Whether you drunkenly befriend the bathroom attendant or spend half the night trying to ditch your date (or get ditched by your date), date parties are the low point of most Greek life collegiate nights. From many tears, piles of vomit, uncomfortable setups, shitty bus rides and the rare “good time” at a date party, these venues are definitely iconic staples of the college experience. So which one are you?
5.) Bleu Detroit:
You’re sooooo super basic and love to have a good time, especially when you get the chance to tell your friends at home you’re super cultured and totally branching out because you went to Detroit. You have always been the epitome of sorority girl, you cop an invite to every frat date party somehow (so you’re basically a Club Bleu regular), and you pretend to tell people you’re super classy when everyone knows that you’re probably not. If you’re not completely drunk the whole time, and you’re not a complete mess every time you go out, you’re not actually going out that night.
4.) White Star NightClub:
You’re a complete rager and have absolutely no regard for anything. Everyone knows you as the crazy party girl who keeps on doing ridiculous things without any boundaries or regard for authority. You’ve kinda given yourself a pretty rough reputation and no one knows what you’ll be up to next. Just like White Star is in Hamtramck, you have no regard for actual rules or anything, it’s always a toss-up about what kind of night you’ll have. White Star is notorious for being cheap and reliable, just like your pretty ratchet lifestyle.
3.) 29 Park:
Given Novi is an actual residential suburb of Detroit, that means real people live here with, like, families and stuff. You’re just as lowkey as Novi, and you’re the closest thing to classy that a college date party can provide. Everyone sets you up for every date party because they think you’d be a great fit and you just give off a vibe of, “I’m super fun and friendly and I can always provide a good time.”

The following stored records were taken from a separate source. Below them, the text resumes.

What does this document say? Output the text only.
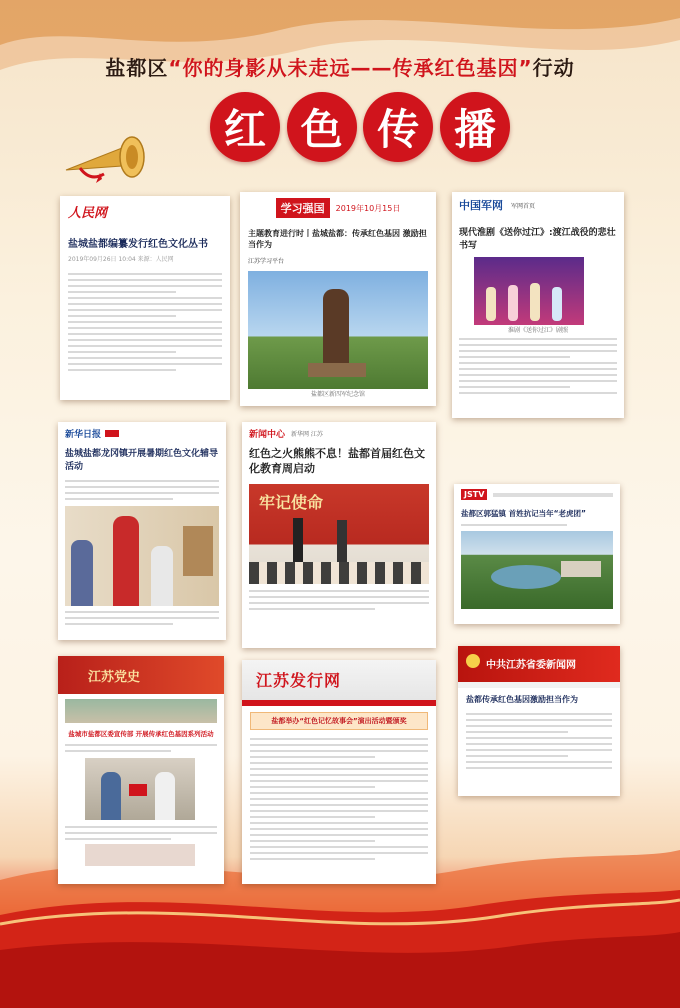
盐都区“你的身影从未走远——传承红色基因”行动
红 色 传 播
人民网
盐城盐都编纂发行红色文化丛书
2019年09月26日 10:04 来源：人民网
学习强国	2019年10月15日
主题教育进行时丨盐城盐都：传承红色基因 激励担当作为
江苏学习平台
盐都区新四军纪念馆
中国军网 军网首页
现代淮剧《送你过江》:渡江战役的悲壮书写
淮剧《送你过江》剧照
新华日报
盐城盐都龙冈镇开展暑期红色文化辅导活动
新闻中心 新华网 江苏
红色之火熊熊不息！盐都首届红色文化教育周启动
牢记使命	JSTV
盐都区郭猛镇 首姓抗记当年“老虎团”
江苏党史
盐城市盐都区委宣传部 开展传承红色基因系列活动
江苏发行网
盐都举办“红色记忆故事会”演出活动暨颁奖
中共江苏省委新闻网
盐都传承红色基因激励担当作为
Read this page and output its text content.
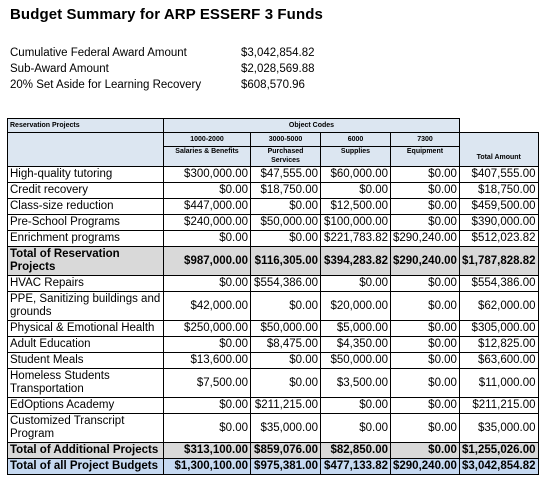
Budget Summary for ARP ESSERF 3 Funds
Cumulative Federal Award Amount	$3,042,854.82
Sub-Award Amount	$2,028,569.88
20% Set Aside for Learning Recovery	$608,570.96
Reservation Projects	Object Codes				
	1000-2000	3000-5000	6000	7300	Total Amount
	Salaries & Benefits	Purchased Services	Supplies	Equipment	
High-quality tutoring	$300,000.00	$47,555.00	$60,000.00	$0.00	$407,555.00
Credit recovery	$0.00	$18,750.00	$0.00	$0.00	$18,750.00
Class-size reduction	$447,000.00	$0.00	$12,500.00	$0.00	$459,500.00
Pre-School Programs	$240,000.00	$50,000.00	$100,000.00	$0.00	$390,000.00
Enrichment programs	$0.00	$0.00	$221,783.82	$290,240.00	$512,023.82
Total of Reservation Projects	$987,000.00	$116,305.00	$394,283.82	$290,240.00	$1,787,828.82
HVAC Repairs	$0.00	$554,386.00	$0.00	$0.00	$554,386.00
PPE, Sanitizing buildings and grounds	$42,000.00	$0.00	$20,000.00	$0.00	$62,000.00
Physical & Emotional Health	$250,000.00	$50,000.00	$5,000.00	$0.00	$305,000.00
Adult Education	$0.00	$8,475.00	$4,350.00	$0.00	$12,825.00
Student Meals	$13,600.00	$0.00	$50,000.00	$0.00	$63,600.00
Homeless Students Transportation	$7,500.00	$0.00	$3,500.00	$0.00	$11,000.00
EdOptions Academy	$0.00	$211,215.00	$0.00	$0.00	$211,215.00
Customized Transcript Program	$0.00	$35,000.00	$0.00	$0.00	$35,000.00
Total of Additional Projects	$313,100.00	$859,076.00	$82,850.00	$0.00	$1,255,026.00
Total of all Project Budgets	$1,300,100.00	$975,381.00	$477,133.82	$290,240.00	$3,042,854.82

2.) Wiard’s Orchard and Country Fair:
You’re a wholesome feller who drinks apple cider and listens to Sam Hunt while eating corn on the cob. Just kidding! You’re more into the whole barn dance scene since you don’t have to actually dress up for this and you’re probably from Michigan. You never actually grew up out of your teenage years, and you’re still thinking of how you totally peaked at high school homecoming sophomore year with your super hot date. So, it’s settling for the classic barn dance for you. You drink Fireball unironically, and your friends call you mom, also unironically.
1.) Cavern Club:
You’re that local gal next door with a wild side. Sure, your hookup definitely knows you’re a really convenient booty call, but he also doesn’t know that you’re actually hooking up with a few other guys on the side and just keeping your options open. Everyone sees you on the outside as a reliable gal, just like Cavern Club is in Ann Arbor, but you’re also pretty insane on the inside and hide it super well.